Trovo anche una sua intervista dello stesso anno (qui) per l’uscita del libro Une femme. Poco trucco, voce docile e postura fin troppo modesta. Al minuto 5:08 la giornalista le chiede: “Bon… vous avez des fils. Est-ce que vous souhaiteriez qu’ils vous voient plus comme une mére ou plus comme une femme?”. Ernaux sorride, non ha dubbi: “Ah! Comme una femme.” Clic. Ora mi è chiaro.
Perdersi, di Annie Ernaux – tradotto in italiano da Lorenzo Flabbi per L’Orma nel 2023 e già uscito in Francia nel 2001 per Gallimard col titolo Se perdre – è un libro pericoloso: apre la porta di uno sgabuzzino nero. Si tratta di un diario scritto tra il settembre del 1988 e l’aprile del 1990, in cui l’autrice registra la passione ossessiva per S., un diplomatico sovietico di base a Parigi, attraente, sposato, tredici anni più giovane di lei. La chimica dei corpi: i due si conoscono in un’occasione ufficiale, passano una notte insieme senza la pretesa di rivedersi e invece iniziano una relazione a intermittenza, divorante, più profonda a ogni incontro e più disperata a ogni distacco. L’amante non chiama per giorni, talvolta settimane, si fa vivo quando può e quando ha voglia, giusto prima che lei sia vinta dalla stanchezza dell’attesa. E allora tutto ricomincia, si spera e si piange, e ancora si cade in basso, annullandosi fino al ridicolo: mollare tutto e correre da lui, accettare condizioni modi e tempi dettati dall’altro, dire di sì e amarlo in ogni modo possibile sapendo che di nuovo all’estasi erotica seguirà il vuoto e un’attesa sfibrante. In questo logorio emotivo – riempirsi e svuotarsi, volare e strisciare – la scrittrice si scopre dipendente dalla dialettica tra godimento e dolore. Non lo prevedeva, è accaduto.
Gran parte della narrativa di Annie Ernaux (Il posto, Gli anni, Memoria di ragazza sono solo alcuni esempi) utilizza le categorie della sociologia nel racconto autobiografico, condotto sia in terza che in prima persona. L’esperienza personale è messa in contesto e i ricordi sono spiragli per interpretare le grandi forze sovrastrutturali a cui siamo sottoposti come gruppo, classe, collettività. Una scrittura di ricerca, insomma, con l’ambizione di recuperare la propria realtà dell’epoca vincendo l’effetto distorsivo del tempo.

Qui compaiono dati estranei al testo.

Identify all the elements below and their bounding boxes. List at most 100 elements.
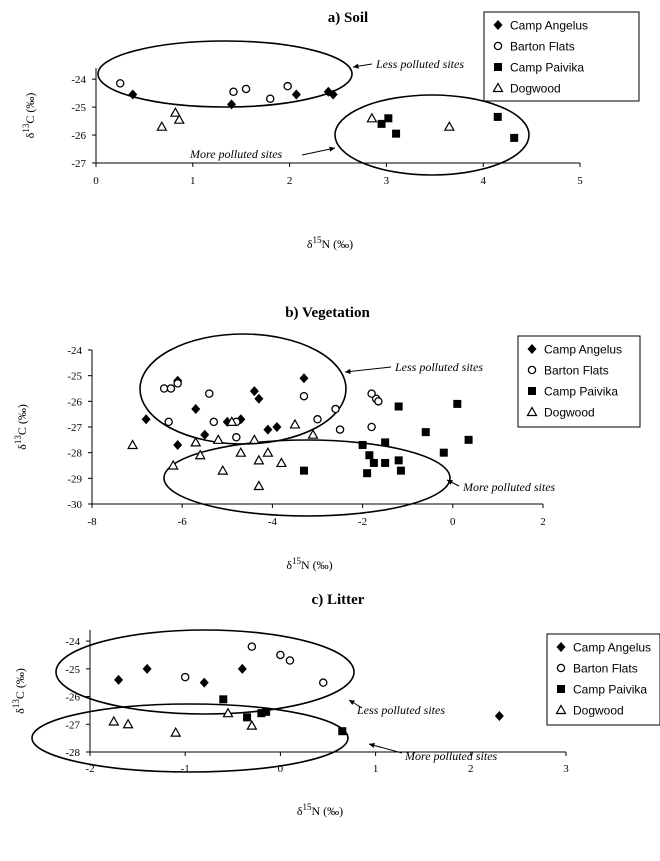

I diari Journal du dehors (1993) e La vie extérieure (1993-2000) sono definiti dalla stessa autrice journal extime, a indicare, attraverso il prefisso ex-, che si tratta di un diario rivolto verso l’esterno, di un Io transindividuale che non è un’identità psicologica ma un luogo storico. Perdersi si sottrae a questa impostazione, presentandosi invece come un vero e proprio diario intimo (journal intime) in cui la prospettiva è tutta interna, anche in senso fisico: stanze, camere d’hotel, sale da ricevimento, il monolocale del figlio di lei. Tutto si svolge nell’ambientazione claustrofobica della clandestinità, mentre “il mondo esterno è pressoché assente da queste pagine”; figli, lavoro e politica sono solo menzionati di sfuggita.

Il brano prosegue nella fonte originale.